Retire Early… and Often
We retire once in our lifetime. Why not Retire Early and Often? At least as a mindset and set of behaviors.
Some months ago, the Faber-Castell USA team, including members of our Executive and Supervisory Boards from Germany (Stefan Leitz, Countess Mary Faber-Castell, Constantin Neubeck) organized a “farewell send-off” to celebrate my retirement after 20 years leading the team here in Cleveland. This was my first “retirement party” and I didn’t walk in the room purposefully trying to learn anything.
But on that day the lesson was crystal clear though not revolutionary.
The essence of work is relationships and the fulfillment (even more so than just success) people can achieve together. On that day, we didn’t cite sales and profit numbers, show PowerPoint charts tracing the path of our brand strategy, or pinpoint the years when we gained new business— although those were important efforts over the years.
We did watch a video of goodbyes, laughs, and stories.

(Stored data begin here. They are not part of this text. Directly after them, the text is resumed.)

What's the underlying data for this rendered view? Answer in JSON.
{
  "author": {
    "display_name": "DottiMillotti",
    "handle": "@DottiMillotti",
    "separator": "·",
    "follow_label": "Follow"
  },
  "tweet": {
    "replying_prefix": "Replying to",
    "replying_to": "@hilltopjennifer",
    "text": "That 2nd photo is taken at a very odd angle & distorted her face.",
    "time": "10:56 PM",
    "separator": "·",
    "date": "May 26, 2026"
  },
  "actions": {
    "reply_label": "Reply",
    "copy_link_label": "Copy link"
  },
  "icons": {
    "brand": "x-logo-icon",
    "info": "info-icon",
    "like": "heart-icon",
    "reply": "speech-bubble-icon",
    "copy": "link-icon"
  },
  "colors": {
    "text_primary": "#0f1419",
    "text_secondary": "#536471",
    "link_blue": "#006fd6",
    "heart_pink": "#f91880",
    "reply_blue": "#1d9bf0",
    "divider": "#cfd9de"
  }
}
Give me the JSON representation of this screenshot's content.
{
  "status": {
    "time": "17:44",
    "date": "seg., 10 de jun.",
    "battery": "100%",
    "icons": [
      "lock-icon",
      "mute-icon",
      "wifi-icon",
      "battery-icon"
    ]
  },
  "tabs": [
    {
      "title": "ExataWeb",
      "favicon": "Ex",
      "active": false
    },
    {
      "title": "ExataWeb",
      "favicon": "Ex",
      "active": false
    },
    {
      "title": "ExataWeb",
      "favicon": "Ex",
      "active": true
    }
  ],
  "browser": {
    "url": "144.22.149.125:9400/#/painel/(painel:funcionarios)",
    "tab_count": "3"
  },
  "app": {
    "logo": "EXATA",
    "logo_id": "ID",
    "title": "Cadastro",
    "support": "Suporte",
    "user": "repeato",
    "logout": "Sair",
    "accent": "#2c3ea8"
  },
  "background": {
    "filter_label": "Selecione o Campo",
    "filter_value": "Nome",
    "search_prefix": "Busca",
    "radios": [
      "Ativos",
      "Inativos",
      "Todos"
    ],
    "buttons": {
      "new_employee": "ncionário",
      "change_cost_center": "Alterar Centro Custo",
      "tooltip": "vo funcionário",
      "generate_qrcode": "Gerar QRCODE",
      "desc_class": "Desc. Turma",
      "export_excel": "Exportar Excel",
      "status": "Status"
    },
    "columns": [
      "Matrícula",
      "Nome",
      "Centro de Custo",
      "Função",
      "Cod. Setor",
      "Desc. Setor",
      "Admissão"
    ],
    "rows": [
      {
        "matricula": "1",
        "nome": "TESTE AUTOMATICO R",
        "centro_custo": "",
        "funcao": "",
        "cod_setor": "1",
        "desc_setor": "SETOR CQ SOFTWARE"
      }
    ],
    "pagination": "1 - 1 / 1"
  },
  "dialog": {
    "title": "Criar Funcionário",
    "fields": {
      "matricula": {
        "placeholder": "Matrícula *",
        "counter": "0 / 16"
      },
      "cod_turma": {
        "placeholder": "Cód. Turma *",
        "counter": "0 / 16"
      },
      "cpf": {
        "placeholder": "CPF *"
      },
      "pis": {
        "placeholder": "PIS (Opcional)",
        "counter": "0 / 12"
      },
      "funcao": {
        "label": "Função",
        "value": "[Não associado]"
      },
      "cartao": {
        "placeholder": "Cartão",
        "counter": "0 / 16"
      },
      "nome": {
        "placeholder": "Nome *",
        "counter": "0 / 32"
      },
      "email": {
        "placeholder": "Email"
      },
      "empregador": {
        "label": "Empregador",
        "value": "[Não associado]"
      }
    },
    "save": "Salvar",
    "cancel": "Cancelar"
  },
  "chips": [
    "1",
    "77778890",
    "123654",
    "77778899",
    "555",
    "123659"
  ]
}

We did say thank you, shed tears, and hug— a lot.
Twenty years with Faber-Castell Group-Castell and sixteen years with the LEGO Group. All 36 years came back into focus, and the spotlight shined on the people, relationships, battles, trips, laughs, stories, collective wins, and bitter defeats— together.
This realization is not new, it has been written countless times, lectured around the world, and appeared in numerous posts in various social networks. But we are busy people with lists to check-off, metrics to track and results to deliver. Is it possible to “know it” but not “get it”? I think it is.
So, on to the next chapter and challenge, my learning is this: Push ourselves to reflect regularly as if it is now over. Get in sync with what is being felt and experienced by our teams and colleagues (friends and family?). What if the “sendoff and farewell mindset” guided us as leaders (friends, parents) to become more vulnerable, empathetic, humble, focused and appreciative?
What if we didn’t wait for the video, the speeches, and the cake?
What if we “retired early and often”?